If I had to resign myself to a world where there was only one god, and he was a man, I imagine his voice would be that of Werner Herzog–comforting with a trace of righteous admonishment. Last night I came to the NWFF to see Linas Phillip’s “Walking to Werner,” after having watched a rough cut at SAM maybe more than a year ago. In the intervening months, the narrative had imploded in the very best possible way. It’s now deeper, more precise, and I laughed a lot more. Using his own voice, as well as Herzog’s commentary lifted from the “Fitzcarraldo” DVD, Linas pulls us down the Pacific coast on a flâneur’s walk past snake charmers, chainsaw sculptors, and plenty of prophets on the gravel shoulders.
While his original goal, as described in the film’s title, was to walk to Los Angeles to meet Werner, a phone call from Werner himself quickly forces Linas to reconsider his motivations. In one of the smartly placed voiceovers, Herzog describes his own “quest for adequate images” in a world that is sinking quickly into commercial mediocrity. Though religion and hardship are certainly threads that run through the narrative, these are brilliant images of ecstatic truth that stick closest to my heart–Linas’ spontaneous dance on the Golden Gate Bridge, a blue poncho buffeted by the wind, the fogged-in rocky landscape on Highway 101, Dayna Hanson’s cover of “I’ll Be Your Mirror.”
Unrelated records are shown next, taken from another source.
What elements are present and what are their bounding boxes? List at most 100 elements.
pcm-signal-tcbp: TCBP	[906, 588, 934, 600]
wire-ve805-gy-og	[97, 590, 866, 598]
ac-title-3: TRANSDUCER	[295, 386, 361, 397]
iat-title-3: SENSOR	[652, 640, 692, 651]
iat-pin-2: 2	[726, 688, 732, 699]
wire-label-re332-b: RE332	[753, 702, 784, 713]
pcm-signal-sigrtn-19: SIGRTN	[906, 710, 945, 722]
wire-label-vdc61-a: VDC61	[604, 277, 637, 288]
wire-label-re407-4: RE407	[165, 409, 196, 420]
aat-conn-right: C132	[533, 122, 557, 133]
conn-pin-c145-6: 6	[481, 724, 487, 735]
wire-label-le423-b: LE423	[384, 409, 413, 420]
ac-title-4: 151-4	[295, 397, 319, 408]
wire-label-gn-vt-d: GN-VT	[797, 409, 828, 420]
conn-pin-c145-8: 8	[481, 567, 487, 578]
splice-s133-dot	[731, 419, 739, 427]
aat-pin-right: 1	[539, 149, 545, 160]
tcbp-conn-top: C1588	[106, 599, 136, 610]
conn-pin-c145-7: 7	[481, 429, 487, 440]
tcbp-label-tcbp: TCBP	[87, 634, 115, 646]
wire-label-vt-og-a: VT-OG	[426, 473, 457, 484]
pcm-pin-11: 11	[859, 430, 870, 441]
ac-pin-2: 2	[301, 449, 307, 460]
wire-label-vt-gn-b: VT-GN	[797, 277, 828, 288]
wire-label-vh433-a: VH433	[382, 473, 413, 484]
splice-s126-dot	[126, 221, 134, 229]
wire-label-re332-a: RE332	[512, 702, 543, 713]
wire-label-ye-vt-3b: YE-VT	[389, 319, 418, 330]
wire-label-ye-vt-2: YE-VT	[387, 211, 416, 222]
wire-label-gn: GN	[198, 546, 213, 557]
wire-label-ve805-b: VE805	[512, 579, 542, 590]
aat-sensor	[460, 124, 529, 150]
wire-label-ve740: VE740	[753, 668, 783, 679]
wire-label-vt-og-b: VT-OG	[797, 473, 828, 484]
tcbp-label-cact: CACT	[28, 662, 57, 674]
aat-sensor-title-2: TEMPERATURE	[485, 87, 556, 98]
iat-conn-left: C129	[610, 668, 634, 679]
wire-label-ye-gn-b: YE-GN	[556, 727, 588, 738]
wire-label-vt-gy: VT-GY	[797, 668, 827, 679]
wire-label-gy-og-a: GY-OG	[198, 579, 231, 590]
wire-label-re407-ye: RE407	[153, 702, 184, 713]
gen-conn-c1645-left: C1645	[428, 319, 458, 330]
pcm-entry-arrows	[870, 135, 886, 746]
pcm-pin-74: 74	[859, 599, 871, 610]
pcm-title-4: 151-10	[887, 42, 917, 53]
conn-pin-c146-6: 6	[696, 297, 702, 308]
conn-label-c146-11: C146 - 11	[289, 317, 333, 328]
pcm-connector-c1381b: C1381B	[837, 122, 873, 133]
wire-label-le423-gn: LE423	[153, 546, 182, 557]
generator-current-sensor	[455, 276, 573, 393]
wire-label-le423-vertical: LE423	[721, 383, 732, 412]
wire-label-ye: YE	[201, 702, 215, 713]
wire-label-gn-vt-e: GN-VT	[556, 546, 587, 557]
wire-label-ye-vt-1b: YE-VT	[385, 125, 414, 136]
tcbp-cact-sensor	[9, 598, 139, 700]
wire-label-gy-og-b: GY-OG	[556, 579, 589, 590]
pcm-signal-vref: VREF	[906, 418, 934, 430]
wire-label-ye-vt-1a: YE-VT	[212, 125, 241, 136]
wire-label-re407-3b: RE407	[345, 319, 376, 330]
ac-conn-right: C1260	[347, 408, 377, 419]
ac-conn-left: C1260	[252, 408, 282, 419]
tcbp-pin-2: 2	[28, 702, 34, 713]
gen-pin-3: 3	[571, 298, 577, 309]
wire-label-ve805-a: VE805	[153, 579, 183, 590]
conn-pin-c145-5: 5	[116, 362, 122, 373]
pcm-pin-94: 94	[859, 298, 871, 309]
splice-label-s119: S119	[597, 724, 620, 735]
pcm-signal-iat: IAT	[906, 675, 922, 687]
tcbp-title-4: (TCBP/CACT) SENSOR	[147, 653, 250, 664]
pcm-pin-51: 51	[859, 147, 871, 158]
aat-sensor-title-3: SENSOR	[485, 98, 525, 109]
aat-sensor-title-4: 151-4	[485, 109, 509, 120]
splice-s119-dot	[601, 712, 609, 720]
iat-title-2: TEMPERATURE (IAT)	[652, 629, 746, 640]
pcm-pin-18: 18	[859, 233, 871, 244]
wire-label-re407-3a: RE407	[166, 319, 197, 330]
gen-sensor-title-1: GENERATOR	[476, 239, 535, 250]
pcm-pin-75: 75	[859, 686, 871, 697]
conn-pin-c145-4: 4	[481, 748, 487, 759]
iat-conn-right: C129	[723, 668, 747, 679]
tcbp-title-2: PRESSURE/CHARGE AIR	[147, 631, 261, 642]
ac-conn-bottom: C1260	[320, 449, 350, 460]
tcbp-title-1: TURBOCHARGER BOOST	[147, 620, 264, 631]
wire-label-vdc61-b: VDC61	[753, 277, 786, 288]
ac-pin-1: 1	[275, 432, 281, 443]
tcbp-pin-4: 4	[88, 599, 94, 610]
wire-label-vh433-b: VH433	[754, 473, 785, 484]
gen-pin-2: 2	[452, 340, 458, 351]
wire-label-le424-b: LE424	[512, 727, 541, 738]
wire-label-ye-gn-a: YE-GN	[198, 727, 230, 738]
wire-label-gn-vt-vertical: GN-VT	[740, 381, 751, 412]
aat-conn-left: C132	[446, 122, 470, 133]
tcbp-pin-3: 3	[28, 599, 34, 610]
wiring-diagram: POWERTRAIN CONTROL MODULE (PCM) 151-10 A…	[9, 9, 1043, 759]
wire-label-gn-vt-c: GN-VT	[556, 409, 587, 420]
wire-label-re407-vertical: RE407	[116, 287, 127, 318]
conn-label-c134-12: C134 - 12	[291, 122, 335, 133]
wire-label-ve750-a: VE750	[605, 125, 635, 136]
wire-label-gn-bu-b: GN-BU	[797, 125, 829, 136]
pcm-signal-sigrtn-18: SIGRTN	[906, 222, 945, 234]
What may have begun as a simple task, inspired by Herzog’s own walk from Munich to Paris, Linas has transformed into a study of suffering and redemption and yes, a hero’s journey in the true mythic sense. During the final sequence, we once more get to hear Herzog’s voice and this time, in a melancholy and sweet pay-off, there is no doubt that the adventure and the blisters were totally worth it.